Surely you do need inputs to compute weights gradients. But in this case, weights have flag requires_grad=False so these gradients will not be computed.

I don’t sure if I understand ReLU argument. First of all, there are no activation layers in the given code for conv2 sequential block (which is strange). And second, in the general case, we have activation functions and we do need to know their inputs to calculate gradient but it is their job to save the input. But I see some complications then in-place activations used.

First of all, there are no activation layers in the given code for conv2 sequential block (which is strange).

Ho I was looking at the net in the first post. But indeed, if there is no activation, this is a moot argument.

it is their job to save the input.

Actually it is better to save the output when they can (which relu can do) because in things like
conv1 -> relu -> conv2 -> relu, etc. then the output of the conv don’t need to be saved, only the input! So you actually only save half the number of intermediary results compared to the case where the relu would save its input.

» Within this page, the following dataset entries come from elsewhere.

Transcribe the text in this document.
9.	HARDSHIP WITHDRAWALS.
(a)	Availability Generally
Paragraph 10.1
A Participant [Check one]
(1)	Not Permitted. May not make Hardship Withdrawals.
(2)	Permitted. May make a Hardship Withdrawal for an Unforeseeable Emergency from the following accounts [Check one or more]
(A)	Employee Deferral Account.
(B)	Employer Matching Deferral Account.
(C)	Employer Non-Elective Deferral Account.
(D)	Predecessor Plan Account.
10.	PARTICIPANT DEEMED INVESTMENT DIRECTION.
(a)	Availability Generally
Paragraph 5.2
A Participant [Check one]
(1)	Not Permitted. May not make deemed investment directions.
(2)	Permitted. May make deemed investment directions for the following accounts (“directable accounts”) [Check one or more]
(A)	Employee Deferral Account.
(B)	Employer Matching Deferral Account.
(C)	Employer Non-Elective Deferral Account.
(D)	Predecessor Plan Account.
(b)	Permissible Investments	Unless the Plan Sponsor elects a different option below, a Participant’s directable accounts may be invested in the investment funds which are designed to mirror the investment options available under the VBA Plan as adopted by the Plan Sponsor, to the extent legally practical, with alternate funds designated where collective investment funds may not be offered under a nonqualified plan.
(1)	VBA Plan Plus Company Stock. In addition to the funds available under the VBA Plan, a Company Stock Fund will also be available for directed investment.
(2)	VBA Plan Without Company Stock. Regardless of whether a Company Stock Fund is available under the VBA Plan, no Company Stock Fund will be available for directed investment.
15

And yes inplace relu makes this point less important as the two intermediary results are just one and so just one is saved.

Surely you do need inputs to compute weights gradients. But in this case, weights have flag requires_grad=False so these gradients will not be computed.

One issue that arise here is that if you use optimized libraries like cudnn, they provide a single backward function for both input and weight. And we have no control over it in PyTorch. So, in some cases, even though the weights don’t require gradients, we need to save extra informations to be able to make these third_party library functions run properly.

Also in some cases, we could improve our codegen to be smarter on what needs to be saved, you can follow up the corresponding issue here:

Thank you for such an elaborate response. I have learned something today.

I have the last question. I am not good at c++ but I don’t see the behavior you describe in code

One issue that arise here is that if you use optimized libraries like cudnn, they provide a single backward function for both input and weight.

Did I search for it in the wrong place?

You can find the backward definitions in this file:
What is saved for backward is anything that is used in the formula these that correspond to an argument/output in the forward.

In particular you can see that all the convs there are defined in a special way to leverage these libraries (and re-use buffers I think?).
I have to admit I didn’t dive into these in a long time so there might be details I’m missing.